Another benefit: the ability to process efficient, compliant withdrawals in real-time from cold storage. This eliminates the need for batching redemptions – ensuring efficiency and responsiveness. One example of our commitment to technological excellence is the approval we’ve secured from the FCA to offer staking services, including staked ETFs. These technological differentiators underline the significance of custodians in providing institutional investors with access to the latest and most effective tools for digital asset management, reinforcing their central role in the evolving landscape. 

  1. Ecosystem expansion 

Be at the forefront: Clients not only benefit from the security of their assets but also gain access to a suite of additional options within our ecosystem. One example: staked ETH as collateral. The feature allows clients to stake assets while concurrently processing redemptions. It’s a game-changer, especially for those clients exploring the option of borrowing ETH to expedite redemptions, particularly when facing extended lock-up periods.  

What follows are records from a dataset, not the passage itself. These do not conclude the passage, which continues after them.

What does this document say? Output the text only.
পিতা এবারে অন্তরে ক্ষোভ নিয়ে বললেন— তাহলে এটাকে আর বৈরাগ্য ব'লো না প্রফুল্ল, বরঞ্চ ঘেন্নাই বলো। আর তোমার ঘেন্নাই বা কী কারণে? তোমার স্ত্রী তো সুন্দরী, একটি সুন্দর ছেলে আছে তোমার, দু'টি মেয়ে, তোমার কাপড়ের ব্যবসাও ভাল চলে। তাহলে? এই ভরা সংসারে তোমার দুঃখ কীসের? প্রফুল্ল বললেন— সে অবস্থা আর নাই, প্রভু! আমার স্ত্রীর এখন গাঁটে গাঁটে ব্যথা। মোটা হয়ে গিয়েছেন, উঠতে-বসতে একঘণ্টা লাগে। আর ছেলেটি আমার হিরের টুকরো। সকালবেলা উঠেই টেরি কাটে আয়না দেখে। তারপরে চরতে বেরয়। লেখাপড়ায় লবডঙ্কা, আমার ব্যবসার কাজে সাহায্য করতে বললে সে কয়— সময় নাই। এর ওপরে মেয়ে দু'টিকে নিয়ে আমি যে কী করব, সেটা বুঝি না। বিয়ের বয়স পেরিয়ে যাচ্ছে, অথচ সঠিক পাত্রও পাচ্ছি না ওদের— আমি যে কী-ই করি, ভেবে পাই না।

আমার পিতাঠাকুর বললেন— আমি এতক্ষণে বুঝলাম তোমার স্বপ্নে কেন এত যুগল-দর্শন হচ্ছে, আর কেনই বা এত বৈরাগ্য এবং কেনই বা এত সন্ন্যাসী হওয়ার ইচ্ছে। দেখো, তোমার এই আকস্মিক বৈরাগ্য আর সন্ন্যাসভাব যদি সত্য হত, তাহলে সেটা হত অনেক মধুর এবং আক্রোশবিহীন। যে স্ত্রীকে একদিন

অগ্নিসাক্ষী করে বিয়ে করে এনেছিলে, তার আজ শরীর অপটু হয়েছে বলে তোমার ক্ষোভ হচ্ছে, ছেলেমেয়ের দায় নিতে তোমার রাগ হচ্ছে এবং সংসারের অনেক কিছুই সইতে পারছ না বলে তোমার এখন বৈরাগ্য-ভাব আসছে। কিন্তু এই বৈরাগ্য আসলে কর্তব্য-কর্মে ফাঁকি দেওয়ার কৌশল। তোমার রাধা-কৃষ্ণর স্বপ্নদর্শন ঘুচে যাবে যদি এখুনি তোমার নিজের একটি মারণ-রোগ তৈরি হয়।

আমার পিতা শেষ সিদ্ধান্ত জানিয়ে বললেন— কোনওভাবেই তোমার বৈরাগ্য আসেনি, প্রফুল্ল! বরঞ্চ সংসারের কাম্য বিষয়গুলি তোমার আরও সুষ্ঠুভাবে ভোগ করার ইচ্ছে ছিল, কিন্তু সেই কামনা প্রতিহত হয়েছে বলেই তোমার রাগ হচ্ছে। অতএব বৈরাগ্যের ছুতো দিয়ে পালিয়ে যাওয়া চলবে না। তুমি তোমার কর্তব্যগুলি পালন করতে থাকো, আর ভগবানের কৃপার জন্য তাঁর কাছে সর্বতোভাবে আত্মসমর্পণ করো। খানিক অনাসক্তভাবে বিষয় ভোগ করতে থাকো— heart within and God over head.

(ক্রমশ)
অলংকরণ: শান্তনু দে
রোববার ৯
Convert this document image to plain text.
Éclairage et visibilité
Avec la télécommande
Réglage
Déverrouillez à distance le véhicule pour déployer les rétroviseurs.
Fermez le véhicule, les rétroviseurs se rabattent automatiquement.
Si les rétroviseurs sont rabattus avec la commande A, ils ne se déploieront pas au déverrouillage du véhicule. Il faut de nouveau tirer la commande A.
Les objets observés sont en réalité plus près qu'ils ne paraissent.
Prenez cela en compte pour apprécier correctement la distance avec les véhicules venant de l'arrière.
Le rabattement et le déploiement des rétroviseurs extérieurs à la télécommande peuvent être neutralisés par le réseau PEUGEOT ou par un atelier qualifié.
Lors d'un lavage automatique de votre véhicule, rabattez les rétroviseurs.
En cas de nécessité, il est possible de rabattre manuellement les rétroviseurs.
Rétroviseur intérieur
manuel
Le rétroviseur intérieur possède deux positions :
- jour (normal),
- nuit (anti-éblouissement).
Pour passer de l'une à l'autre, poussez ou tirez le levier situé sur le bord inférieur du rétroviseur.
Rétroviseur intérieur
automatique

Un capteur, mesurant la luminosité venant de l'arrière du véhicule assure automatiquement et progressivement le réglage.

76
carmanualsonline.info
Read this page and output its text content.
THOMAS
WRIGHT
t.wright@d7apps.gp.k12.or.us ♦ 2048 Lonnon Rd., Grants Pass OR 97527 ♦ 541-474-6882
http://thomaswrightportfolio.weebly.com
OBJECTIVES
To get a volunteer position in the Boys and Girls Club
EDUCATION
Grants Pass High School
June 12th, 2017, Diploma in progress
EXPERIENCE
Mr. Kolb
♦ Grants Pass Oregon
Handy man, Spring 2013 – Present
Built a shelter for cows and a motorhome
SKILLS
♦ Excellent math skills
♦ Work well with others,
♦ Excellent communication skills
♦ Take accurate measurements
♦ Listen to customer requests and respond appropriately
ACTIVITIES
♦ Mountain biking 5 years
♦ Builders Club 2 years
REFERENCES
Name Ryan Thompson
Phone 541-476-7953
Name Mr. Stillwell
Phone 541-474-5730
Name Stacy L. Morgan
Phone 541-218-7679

Beyond custody, Zodia Custody’s ecosystem extends to include Interchange Connect for seamless connectivity, staking facilitation offering potential yield generation rewards on locked assets, and Zodia Protect ensuring hyper-secure storage of assets. This strategic approach not only safeguards assets but also opens doors to a diverse range of possibilities for clients. 

The beginning of a new phase 

The launch of BlackRock’s Bitcoin ETF signals a turning point in the financial services landscape, validating the conviction that digital assets are an integral part of the industry. It’s not just about embracing digital assets; it’s about simplifying the path for institutional investors to access this transformative asset class without the complexities of direct bitcoin ownership. 

As the industry embarks on this exciting new phase, custodians like Zodia Custody are not just protectors of assets, they are architects of opportunity. The future belongs to those who can seamlessly navigate the evolving landscape.